On December 9. Senior Lecturer Crina Damsa talks about Epistemic Agency.

This contribution attempts to clarify the notion of shared epistemic agency, with its constituting aspects, and to examine research that exemplifies how it is expressed and achieved in relation to processes involving learning and knowledge construction. Building on theoretical works from learning sciences, educational psychology and sociology, shared epistemic agency is depicted as emerging in a dynamic way and is defined as a capacity that enables groups to carry out joint knowledge-generating activities that lead to a shared outcome. An analysis of empirical studies shows different ways epistemic agency is expressed in the context of individual and research communities’ knowledge work. Research findings by a study of collaborative learning in higher education, in the context of group projects supported by technology, is used to illustrate the enactment of shared epistemic agency in formal educational settings. The discussion foregrounds that (shared) epistemic agency is not something given and should not be taken for granted; it emerges and is achieved in and through the unfolding (co-)construction processes. In addition, it highlights the idea that creating intellectual interdependence, which is deemed necessary to co-construct knowledge, is also an effort that can be assigned both to individuals and groups, but also to how the structural context affords and facilitates this interdependence.

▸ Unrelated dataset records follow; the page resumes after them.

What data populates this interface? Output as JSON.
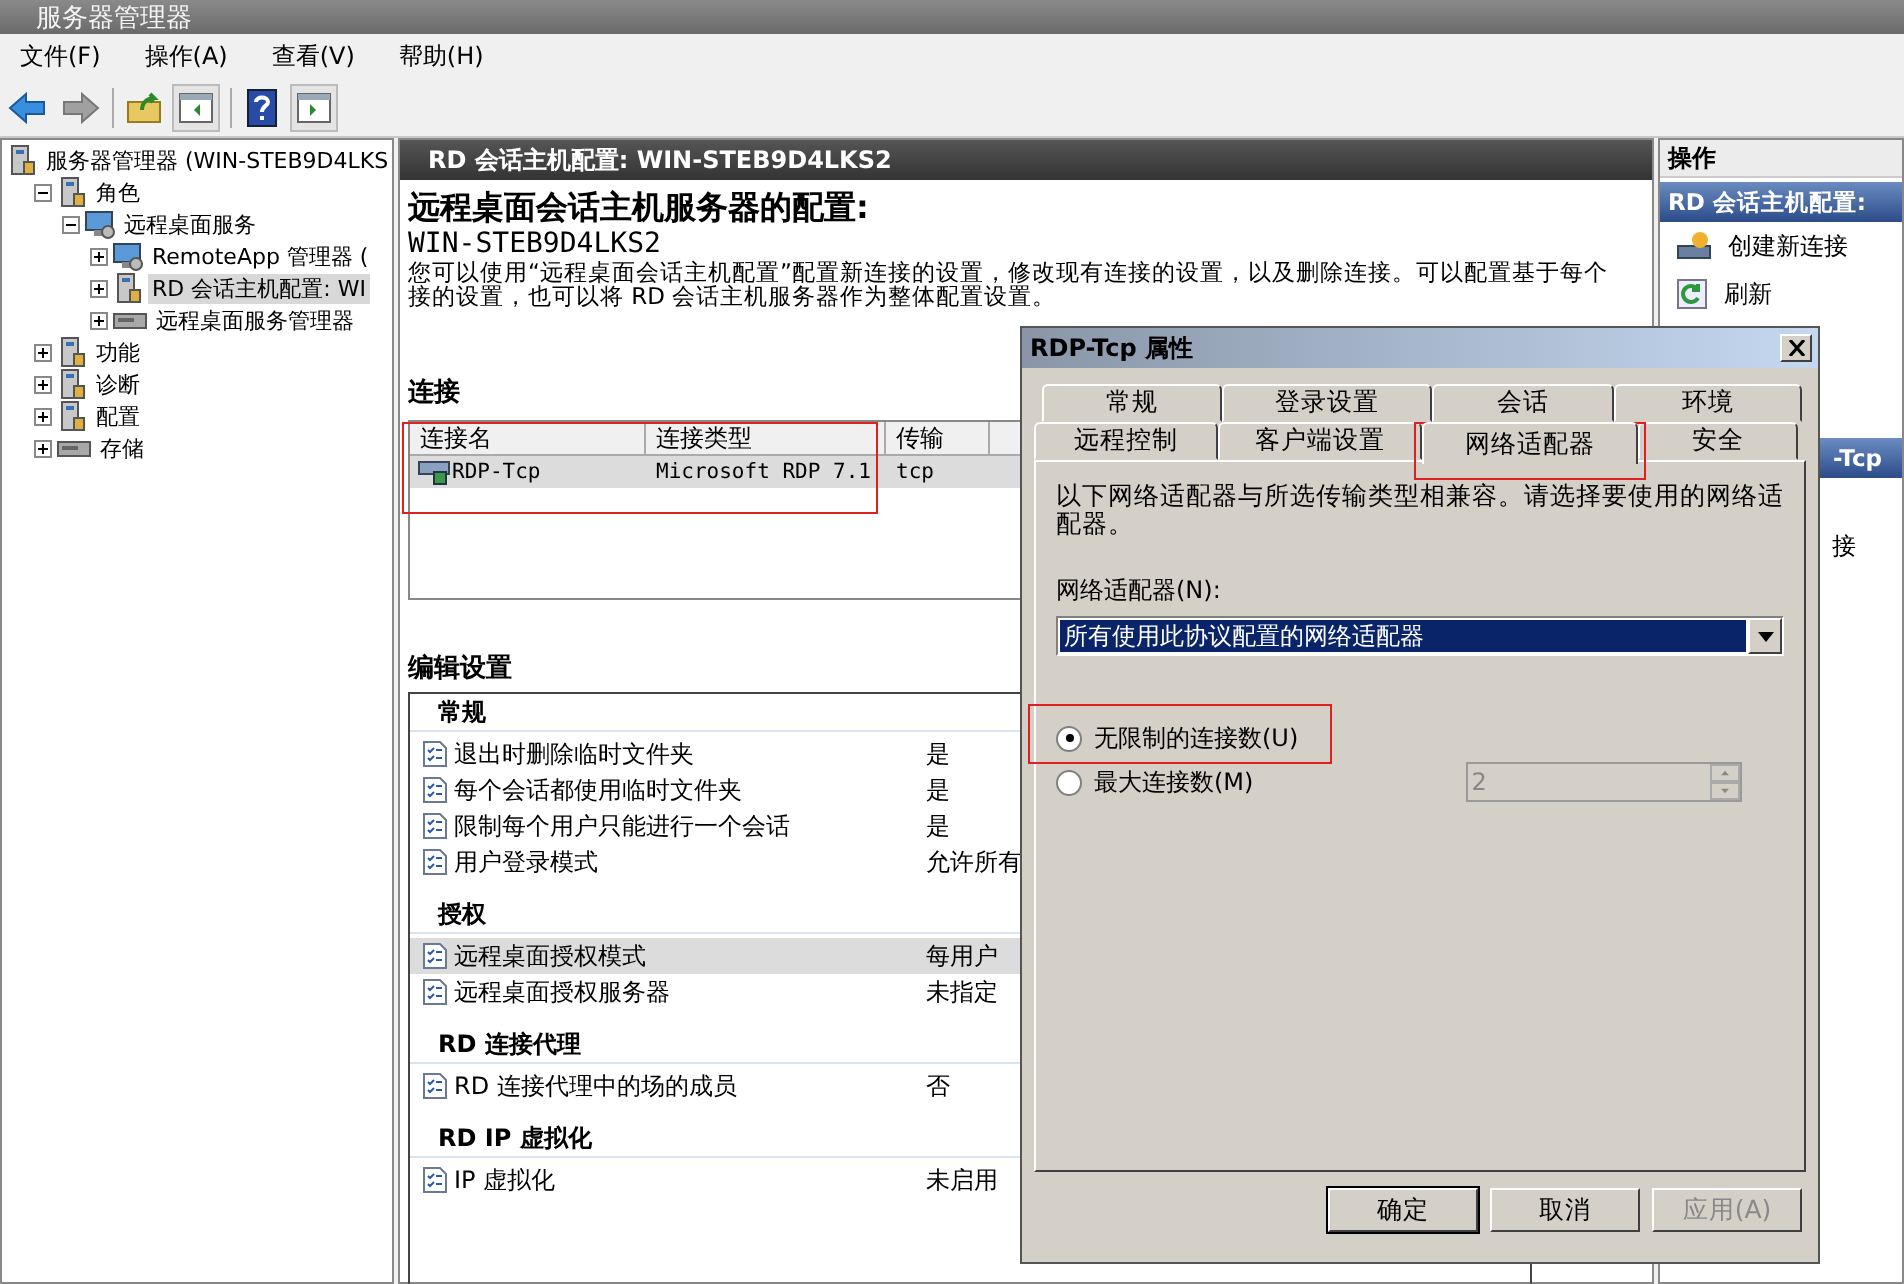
{
  "window": {
    "title": "服务器管理器"
  },
  "menu": [
    {
      "label": "文件(F)"
    },
    {
      "label": "操作(A)"
    },
    {
      "label": "查看(V)"
    },
    {
      "label": "帮助(H)"
    }
  ],
  "tree": [
    {
      "label": "服务器管理器 (WIN-STEB9D4LKS",
      "kind": "server",
      "selected": false,
      "children": [
        {
          "label": "角色",
          "kind": "server",
          "expanded": true,
          "selected": false,
          "children": [
            {
              "label": "远程桌面服务",
              "kind": "monitor",
              "expanded": true,
              "selected": false,
              "children": [
                {
                  "label": "RemoteApp 管理器 (",
                  "kind": "monitor",
                  "expanded": false,
                  "selected": false
                },
                {
                  "label": "RD 会话主机配置: WI",
                  "kind": "server",
                  "expanded": false,
                  "selected": true
                },
                {
                  "label": "远程桌面服务管理器",
                  "kind": "drive",
                  "expanded": false,
                  "selected": false
                }
              ]
            }
          ]
        },
        {
          "label": "功能",
          "kind": "server",
          "expanded": false,
          "selected": false
        },
        {
          "label": "诊断",
          "kind": "server",
          "expanded": false,
          "selected": false
        },
        {
          "label": "配置",
          "kind": "server",
          "expanded": false,
          "selected": false
        },
        {
          "label": "存储",
          "kind": "drive",
          "expanded": false,
          "selected": false
        }
      ]
    }
  ],
  "center": {
    "header": "RD 会话主机配置: WIN-STEB9D4LKS2",
    "title": "远程桌面会话主机服务器的配置:",
    "server": "WIN-STEB9D4LKS2",
    "description": [
      "您可以使用“远程桌面会话主机配置”配置新连接的设置，修改现有连接的设置，以及删除连接。可以配置基于每个",
      "接的设置，也可以将 RD 会话主机服务器作为整体配置设置。"
    ],
    "connections": {
      "title": "连接",
      "highlighted": true,
      "columns": [
        "连接名",
        "连接类型",
        "传输"
      ],
      "rows": [
        {
          "cells": [
            "RDP-Tcp",
            "Microsoft RDP 7.1",
            "tcp"
          ],
          "selected": true
        }
      ]
    },
    "settings": {
      "title": "编辑设置",
      "groups": [
        {
          "title": "常规",
          "items": [
            {
              "name": "退出时删除临时文件夹",
              "value": "是",
              "selected": false
            },
            {
              "name": "每个会话都使用临时文件夹",
              "value": "是",
              "selected": false
            },
            {
              "name": "限制每个用户只能进行一个会话",
              "value": "是",
              "selected": false
            },
            {
              "name": "用户登录模式",
              "value": "允许所有",
              "selected": false
            }
          ]
        },
        {
          "title": "授权",
          "items": [
            {
              "name": "远程桌面授权模式",
              "value": "每用户",
              "selected": true
            },
            {
              "name": "远程桌面授权服务器",
              "value": "未指定",
              "selected": false
            }
          ]
        },
        {
          "title": "RD 连接代理",
          "items": [
            {
              "name": "RD 连接代理中的场的成员",
              "value": "否",
              "selected": false
            }
          ]
        },
        {
          "title": "RD IP 虚拟化",
          "items": [
            {
              "name": "IP 虚拟化",
              "value": "未启用",
              "selected": false
            }
          ]
        }
      ]
    }
  },
  "actions": {
    "title": "操作",
    "header": "RD 会话主机配置:",
    "items": [
      {
        "label": "创建新连接",
        "kind": "new"
      },
      {
        "label": "刷新",
        "kind": "refresh"
      }
    ],
    "header2": "-Tcp",
    "fragment": "接"
  },
  "dialog": {
    "title": "RDP-Tcp 属性",
    "tab_rows": [
      [
        {
          "label": "常规",
          "selected": false,
          "highlighted": false
        },
        {
          "label": "登录设置",
          "selected": false,
          "highlighted": false
        },
        {
          "label": "会话",
          "selected": false,
          "highlighted": false
        },
        {
          "label": "环境",
          "selected": false,
          "highlighted": false
        }
      ],
      [
        {
          "label": "远程控制",
          "selected": false,
          "highlighted": false
        },
        {
          "label": "客户端设置",
          "selected": false,
          "highlighted": false
        },
        {
          "label": "网络适配器",
          "selected": true,
          "highlighted": true
        },
        {
          "label": "安全",
          "selected": false,
          "highlighted": false
        }
      ]
    ],
    "intro": "以下网络适配器与所选传输类型相兼容。请选择要使用的网络适配器。",
    "adapter_label": "网络适配器(N):",
    "adapter_value": "所有使用此协议配置的网络适配器",
    "limit_options": [
      {
        "label": "无限制的连接数(U)",
        "selected": true,
        "highlighted": true
      },
      {
        "label": "最大连接数(M)",
        "selected": false,
        "highlighted": false
      }
    ],
    "max_connections": {
      "value": "2",
      "disabled": true
    },
    "buttons": [
      {
        "label": "确定",
        "disabled": false,
        "default": true
      },
      {
        "label": "取消",
        "disabled": false,
        "default": false
      },
      {
        "label": "应用(A)",
        "disabled": true,
        "default": false
      }
    ]
  }
}
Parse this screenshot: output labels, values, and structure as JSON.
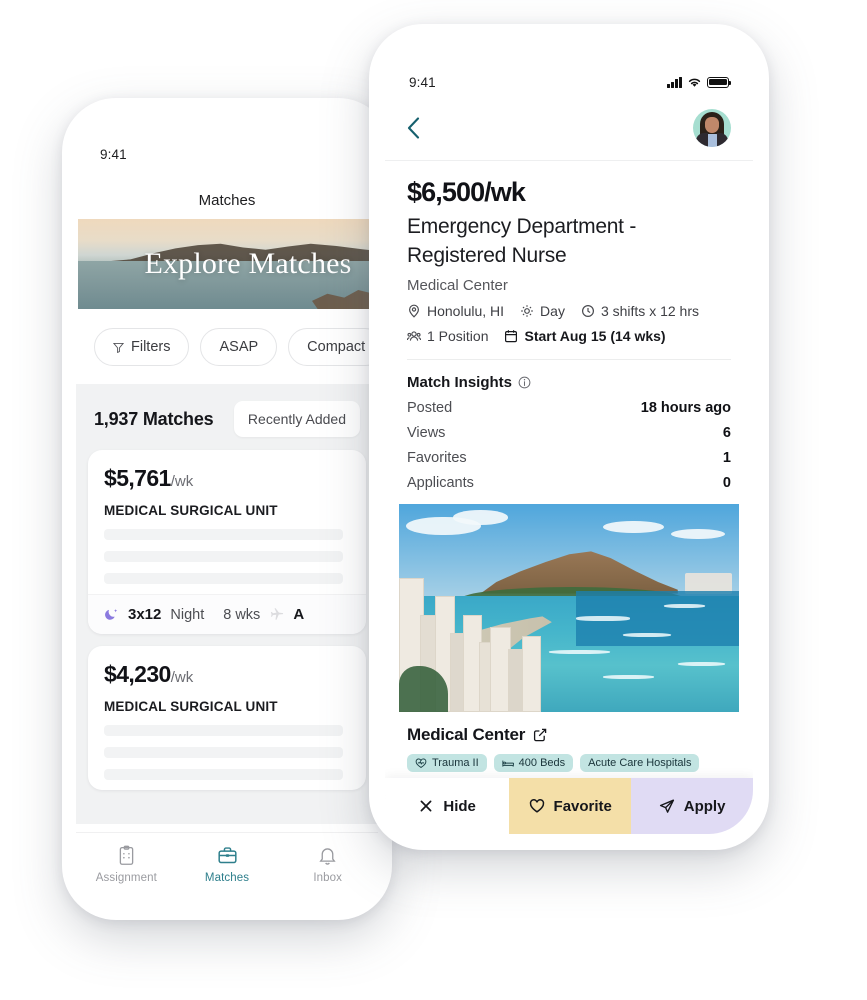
{
  "left_phone": {
    "status": {
      "time": "9:41"
    },
    "nav_title": "Matches",
    "hero": {
      "label": "Explore Matches"
    },
    "filters": [
      {
        "label": "Filters",
        "icon": "funnel-icon"
      },
      {
        "label": "ASAP",
        "icon": null
      },
      {
        "label": "Compact",
        "icon": null
      }
    ],
    "list_header": {
      "count": "1,937 Matches",
      "sort": "Recently Added"
    },
    "cards": [
      {
        "rate": "$5,761",
        "rate_unit": "/wk",
        "unit": "MEDICAL SURGICAL UNIT",
        "shift": "3x12",
        "shift_type": "Night",
        "duration": "8 wks",
        "travel": "A"
      },
      {
        "rate": "$4,230",
        "rate_unit": "/wk",
        "unit": "MEDICAL SURGICAL UNIT"
      }
    ],
    "tabs": [
      {
        "label": "Assignment",
        "icon": "clipboard-icon",
        "active": false
      },
      {
        "label": "Matches",
        "icon": "briefcase-icon",
        "active": true
      },
      {
        "label": "Inbox",
        "icon": "bell-icon",
        "active": false
      }
    ]
  },
  "right_phone": {
    "status": {
      "time": "9:41"
    },
    "header": {
      "back": "back-chevron-icon",
      "avatar": "user-avatar"
    },
    "job": {
      "rate": "$6,500/wk",
      "title_line1": "Emergency Department -",
      "title_line2": "Registered Nurse",
      "facility": "Medical Center",
      "meta": [
        {
          "icon": "location-pin-icon",
          "label": "Honolulu, HI",
          "strong": false
        },
        {
          "icon": "shift-gear-icon",
          "label": "Day",
          "strong": false
        },
        {
          "icon": "clock-icon",
          "label": "3 shifts x 12 hrs",
          "strong": false
        },
        {
          "icon": "people-icon",
          "label": "1 Position",
          "strong": false
        },
        {
          "icon": "calendar-icon",
          "label": "Start Aug 15 (14 wks)",
          "strong": true
        }
      ]
    },
    "insights": {
      "title": "Match Insights",
      "info_icon": "info-circle-icon",
      "rows": [
        {
          "label": "Posted",
          "value": "18 hours ago"
        },
        {
          "label": "Views",
          "value": "6"
        },
        {
          "label": "Favorites",
          "value": "1"
        },
        {
          "label": "Applicants",
          "value": "0"
        }
      ]
    },
    "facility_block": {
      "name": "Medical Center",
      "external_icon": "external-link-icon",
      "tags": [
        {
          "label": "Trauma II",
          "icon": "heart-monitor-icon"
        },
        {
          "label": "400 Beds",
          "icon": "bed-icon"
        },
        {
          "label": "Acute Care Hospitals",
          "icon": null
        }
      ]
    },
    "actions": [
      {
        "label": "Hide",
        "icon": "x-icon",
        "color": "#ffffff"
      },
      {
        "label": "Favorite",
        "icon": "heart-icon",
        "color": "#f4dfa8"
      },
      {
        "label": "Apply",
        "icon": "paper-plane-icon",
        "color": "#e0dbf4"
      }
    ]
  }
}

Digital Didactical Designs in Coexisting Spaces.

On Tuesday October 14 at 10.00-12.00 Prof. Isa Jahnke from the Interactive Media and Learning Center, Umeå University talks about Digital Didactical Designs in Coexisting Spaces.

 Abstract. In the era of the Homo Interneticus, we have the Internet and all information always with us in our pockets and handbags – on our mobile phones and media tablets. In this situation, schools and higher education face the shift away from separating technology and education into co-located settings: web-enabled technology becomes part of the classroom and new teaching and learning spaces emerge. It is the expansion of communication and social interaction to multi co-existing (socio-technical) communication spaces. In this context, what kinds of digital didactical designs do the teachers apply in their practice to scaffold and engage student learning in such new co-existing spaces expanded by web-enabled media tablets? In my talk I will discuss this question from the approach on “Digital Didactical Designs” that is built on the European tradition of Didaktik and reflects the use of ICT in education as socially constructed forms of social and socio-technical practices.

Rich Landscapes of Learning

On November 18th at 10.00-12.00 in room M20, Professor Gerhard Fischer from the Center for LifeLong Learning & Design, Department of Computer Science and Institute of Cognitive Science, University of Colorado, Boulder, USA, talks about “Rich Landscapes of Learning: Exploring Core Competencies for MOOCs and Residential, Research-Based Universities”

 Abstract. Learning is the central activity of the 21st century. It needs to be reconceptualized, nurtured, and supported to meet numerous intellectual and economic challenges by taking advantage of transformative theoretical frameworks and innovative technologies. Massive, Open, Online Courses (MOOCs) are receiving world-wide attention as a means to revolutionize education. The excitement and hype around MOOCs is grounded in promises being disruptive, being free, and providing a totally new kind of learning experience. The attention for MOOCs has moved beyond academic circles. Neither panacea nor snake oil, MOOCs evoke serious questions that deserve informed debate grounded in the learning sciences complementing the current existing discussions from economics and technology.The presentation will analyze MOOCs as one component of a rich landscape for learning. In doing so, MOOCs can serve as a forcing function to identify and reflect on the core competencies of residential, research-based universities in nurturing and supporting aspects of learning that cannot be easily addressed by MOOCs.